1980’lerden bu yana, “Yeşil Bina” kavramı bazı eleştirmenlerin çevresel kaygılara yönelik göstermelik olduğunu düşündükleri bir olgudan, inşaat endüstrisi için temel bir kılavuza dönüşmüştür. Bu dönüşümün arkasında hangi nedenler var? Kendi kendini koruma: Yeşil binalar değerli doğal kaynakları ve yaşam kalitemizi korur ve en önemlisi de nihai olarak gezegenimizin korunmasına yardımcı olabilir.

İnşaat sektörü, yarısı yenilenebilir olmayan doğal kaynakları savurgan bir şekilde tüketen bir sektördür.

World Watch Institute’e göre, inşaat sektörü her yıl dünyanın ham taş, çakıl ve kum kaynaklarının %40’ını ve ham ahşap kaynaklarının %25’ini tüketmektedir[1]. En son rakamlar aynı zamanda hava kirliliğinin %23’ünden, içme suyu kirliliğinin %40’ından ve çöp sahası atıklarının %50’sinden sorumlu olduğunu göstermektedir[2].

Ancak inşaat sektörünün sorunu sadece tükettiği malzeme değil, aynı zamanda yarattığı yapı ortamıdır.

Binaların iç yapısı kötü tasarlanmışsa, içinde yaşayan ve çalışan insanlar için sağlık sorunlarına neden olur. Örneğin “Hasta Bina Sendromu” ofislerdeki yetersiz ısıtma[3] ve havalandırma ve doğal ışık eksikliği nedeniyle devamsızlık ve düşük üretkenliğe neden olur. Binaların dışıyla ilgili olarak doğal ışık ve hava kalitesi gibi faktörler yeşil şehirlerin ve bölgelerin planlanmasında önemli bir endişe kaynağıdır; çünkü bunlar sadece “yaşam kalitesini” değil, yaşamın kendisini de etkiler. Örneğin, kötü hava kalitesinin anjina riskini artırdığı[4] ve sadece İngiltere’de hava kirliliği ile bağlantılı yılda yaklaşık 36.000 ölüme neden olduğu belirtilmektedir.[5]
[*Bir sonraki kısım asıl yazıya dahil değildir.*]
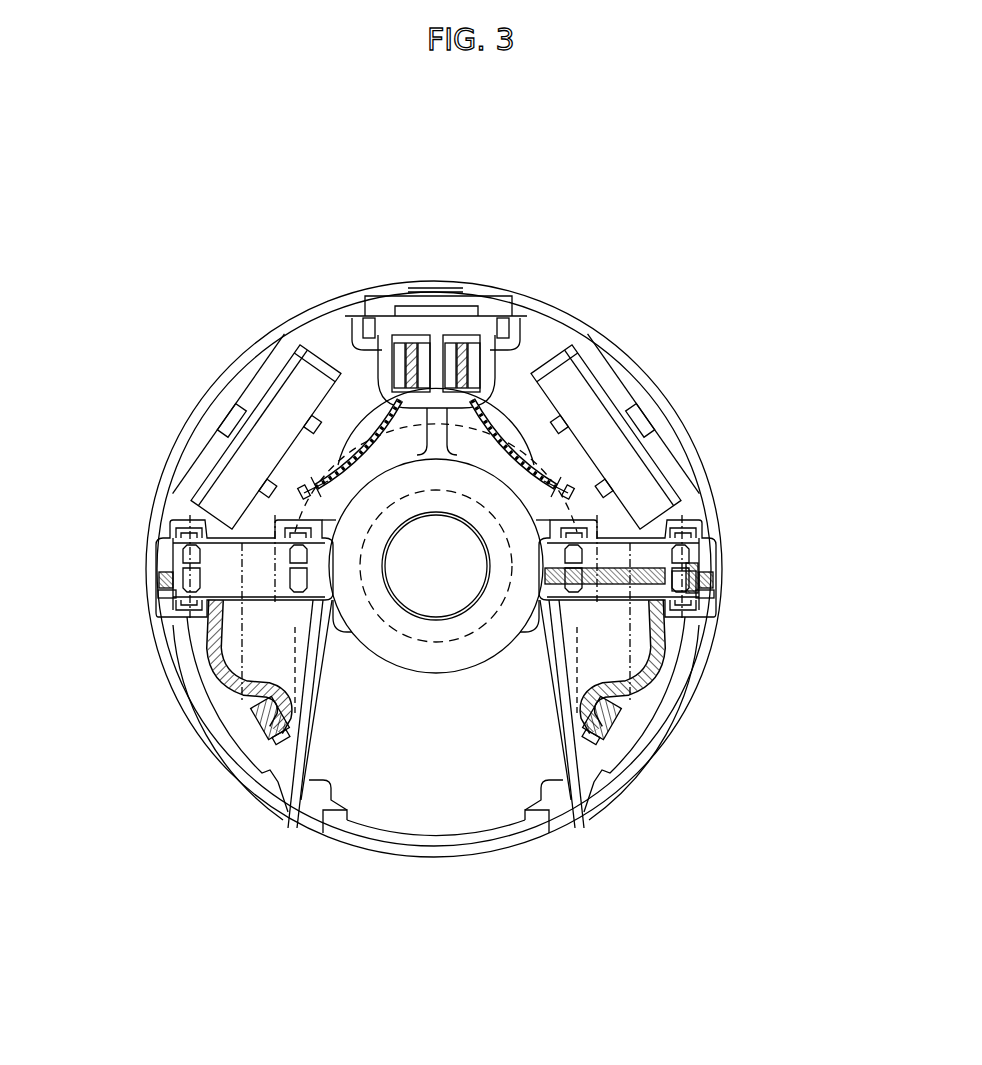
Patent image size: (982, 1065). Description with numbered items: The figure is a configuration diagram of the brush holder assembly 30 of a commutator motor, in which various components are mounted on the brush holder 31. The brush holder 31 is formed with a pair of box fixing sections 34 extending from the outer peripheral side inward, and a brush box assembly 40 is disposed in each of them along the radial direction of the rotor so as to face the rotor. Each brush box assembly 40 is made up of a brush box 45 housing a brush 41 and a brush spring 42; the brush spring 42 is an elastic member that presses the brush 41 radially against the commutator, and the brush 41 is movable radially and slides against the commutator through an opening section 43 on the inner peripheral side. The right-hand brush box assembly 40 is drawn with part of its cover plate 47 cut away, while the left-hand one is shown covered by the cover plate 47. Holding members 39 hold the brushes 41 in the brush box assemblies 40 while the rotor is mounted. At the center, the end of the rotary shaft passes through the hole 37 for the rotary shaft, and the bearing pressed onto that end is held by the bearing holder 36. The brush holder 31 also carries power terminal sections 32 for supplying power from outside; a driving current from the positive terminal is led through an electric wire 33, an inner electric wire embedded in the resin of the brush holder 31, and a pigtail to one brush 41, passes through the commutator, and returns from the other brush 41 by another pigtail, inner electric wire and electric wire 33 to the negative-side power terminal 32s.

The brush holder assembly 30 is at (175, 337).
The brush holder 31 is at (363, 845).
The power terminal section 32 is at (448, 350).
The power terminal 32s is at (402, 350).
The electric wire 33 is at (412, 415).
The box fixing section 34 is at (170, 532).
The bearing holder 36 is at (407, 497).
The hole for rotary shaft 37 is at (427, 573).
The holding member 39 is at (293, 767).
The brush box assembly 40 is at (173, 560).
The brush 41 is at (710, 612).
The brush spring 42 is at (157, 588).
The opening section 43 is at (335, 560).
The brush box 45 is at (712, 557).
The cover plate 47 is at (237, 572).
Ancak, mevcut inşaat uygulamalarının verdiği zarar bunun da ötesine geçerek, insan kaynaklı iklim değişikliğinin başlıca nedeni olan yüksek düzeyde karbon emisyonları yoluyla gezegeni tehdit ediyor. Hükümetler Arası İklim Değişikliği Paneli’nin (IPCC) en son raporuna göre, mevcut ısınma hızı yavaşlamazsa, 2052 yılına kadar Dünya kritik olarak 1,5 °C’lik sıcaklık artışı sınırına ulaşarak bu sınırı aşacaktır[6].

Raporda ayrıca ısınmanın insan kaynaklı emisyonların doğrudan bir sonucu olduğu ve enerji kaynaklı emisyonların %38’inin binalardan, %28’inin operasyonel emisyonlardan ve %10’unun da malzeme ve inşaattan kaynaklandığı belirtilmektedir[7]. 2021 BM İklim Değişikliği Konferansı COP26’da belirlenen hedef, 2030 yılına kadar küresel emisyonları yarıya indirmek ve 2050 yılına kadar Net Sıfır karbon emisyonuna ulaşmaktır[8]. İnşaat sektörü uygulamaları köklü bir şekilde değiştirilmeden bu hedeflere ulaşılamaz.

Yeşil bina kavramı tek başına belirli bir yapı biçimini belirtmez. Ev, ofis, okul, hastane, toplum merkezi veya başka herhangi bir yapı bir yeşil bina olabilir. İklim ve kültür gibi faktörlerin yanı sıra değişen çevresel, ekonomik ve sosyal öncelikler nedeniyle ülkeler ve bölgeler arasında farklılıklar olacaktır.

Bunun yerine, yeşil bir binanın tanımı, inşasının ardındaki ilkeleri açıklar. Bir “Yeşil” bina; tasarımında, inşasında veya işletiminde iklim ve doğal çevre üzerindeki olumsuz etkileri en aza indiren veya ortadan kaldıran, hatta bunları iyileştirebilen bir binadır.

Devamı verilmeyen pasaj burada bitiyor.